Dealing with Foursquare checkins that don't have an API response

If it doesn't make money it apparently isn't in the Foursquare API

Project Scope and ToDos

  1. Create a new site
  2. Process the Foursquare data to a set of locations with additional data
  3. Set the data up so it can be put on a map (it needs lat and long)
  • Can be searched
  • Can show travel paths throughout a day

Day 4

Ok, I've got the whole setup for retrieving from the API done.
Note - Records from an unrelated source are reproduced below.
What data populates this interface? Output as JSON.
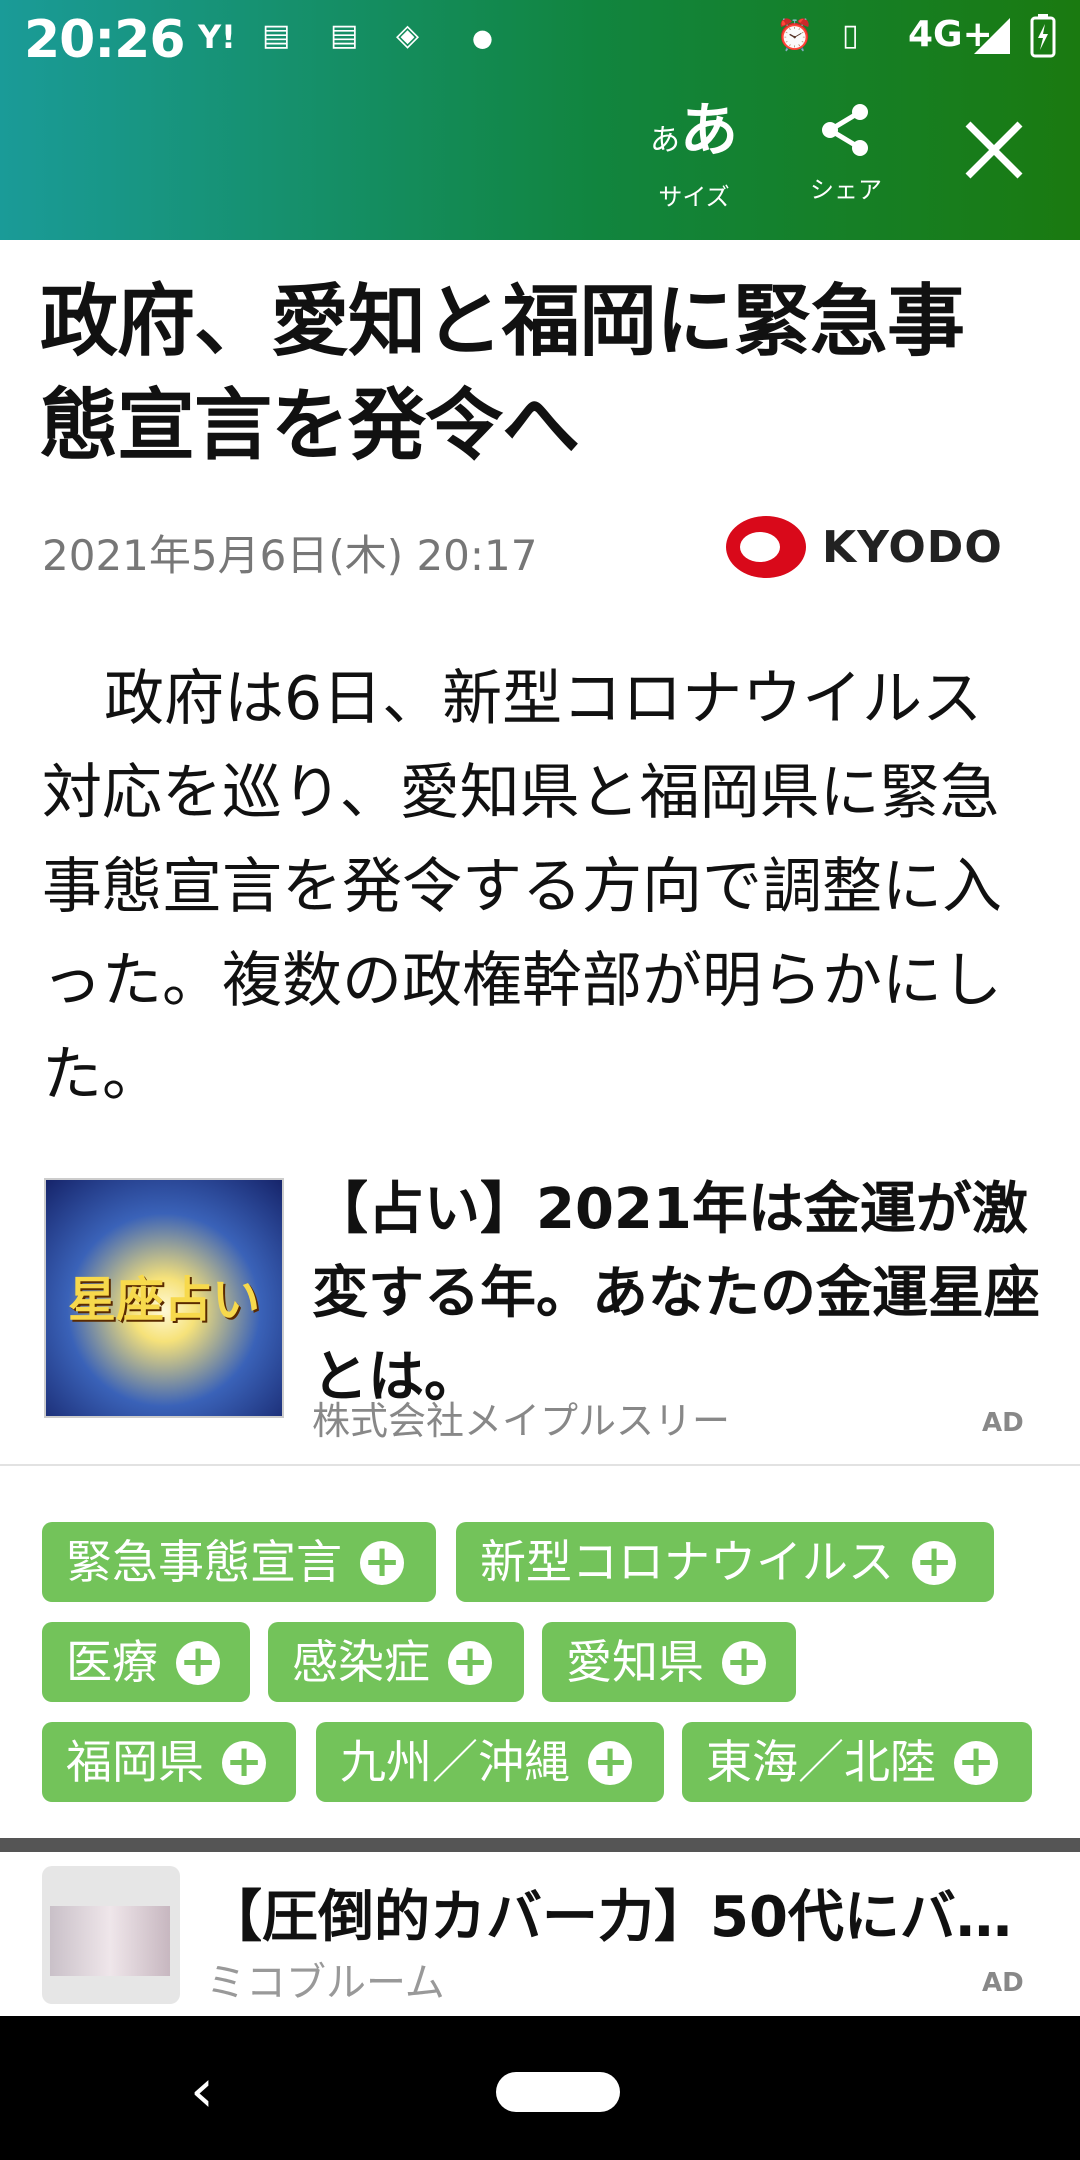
{
  "status_bar": {
    "time": "20:26",
    "network": "4G+",
    "icons": [
      "yahoo-icon",
      "dmenu-news-icon",
      "dmenu-news-icon",
      "app-icon",
      "dot-icon",
      "alarm-icon",
      "vibrate-icon",
      "signal-icon",
      "battery-icon"
    ]
  },
  "toolbar": {
    "size_glyph": "ああ",
    "size_label": "サイズ",
    "share_label": "シェア"
  },
  "article": {
    "headline": "政府、愛知と福岡に緊急事態宣言を発令へ",
    "date": "2021年5月6日(木) 20:17",
    "source": "KYODO",
    "body": "政府は6日、新型コロナウイルス対応を巡り、愛知県と福岡県に緊急事態宣言を発令する方向で調整に入った。複数の政権幹部が明らかにした。"
  },
  "ad1": {
    "thumb_text": "星座占い",
    "title": "【占い】2021年は金運が激変する年。あなたの金運星座とは。",
    "advertiser": "株式会社メイプルスリー",
    "ad_label": "AD"
  },
  "tags": [
    {
      "label": "緊急事態宣言"
    },
    {
      "label": "新型コロナウイルス"
    },
    {
      "label": "医療"
    },
    {
      "label": "感染症"
    },
    {
      "label": "愛知県"
    },
    {
      "label": "福岡県"
    },
    {
      "label": "九州／沖縄"
    },
    {
      "label": "東海／北陸"
    }
  ],
  "ad2": {
    "title": "【圧倒的カバー力】50代にバ…",
    "advertiser": "ミコブルーム",
    "ad_label": "AD"
  },
  "colors": {
    "tag_green": "#73c35a",
    "header_start": "#1a9b98",
    "header_end": "#1a7a10"
  }
}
Places that 200 are being integrated into the dataframe successfully and also being written to local JSON files.

There's only one problem, check-in locations that don't correspond to a business aren't in the API and I have a ton of them.

I'm going to write them all to files, this allows me to debug them a little easier.

git commit -am "Adding more processing for Foursquare's API to get the data I need."

I think I'm going to have to crawl the pages, which are still up for now. That will hopefully get me the data I need.

Every page has this data in the HEAD, it looks like!

We can see lat and long in:

<meta content="40.73920556687168" property="playfoursquare:location:latitude">
<meta content="-73.95259827375412" property="playfoursquare:location:longitude">

That is likely all I need, but I can also get the address info it looks like, that's on the page in structured HTML:

<div class="venueAddress">
<div class="adr" itemprop="address" itemscope="" itemtype="http://schema.org/PostalAddress">
<span itemprop="streetAddress">Pulaski Bridge</span> (at Newtown Creek)<br><span itemprop="addressLocality">Brooklyn</span>, <span itemprop="addressRegion">NY</span> <span itemprop="postalCode">11211</span>
</div>
</div>

I'll need to add a function to access the url from the dataframe and crawl that page, and do it quickly before this stuff goes offline, assuming it still will. I can then pull that data into my dataframe.

I'll likely have to use beautifulsoup.

I also should investigate if the new Places data set that was open sourced might have this data and, if so, how I can access it.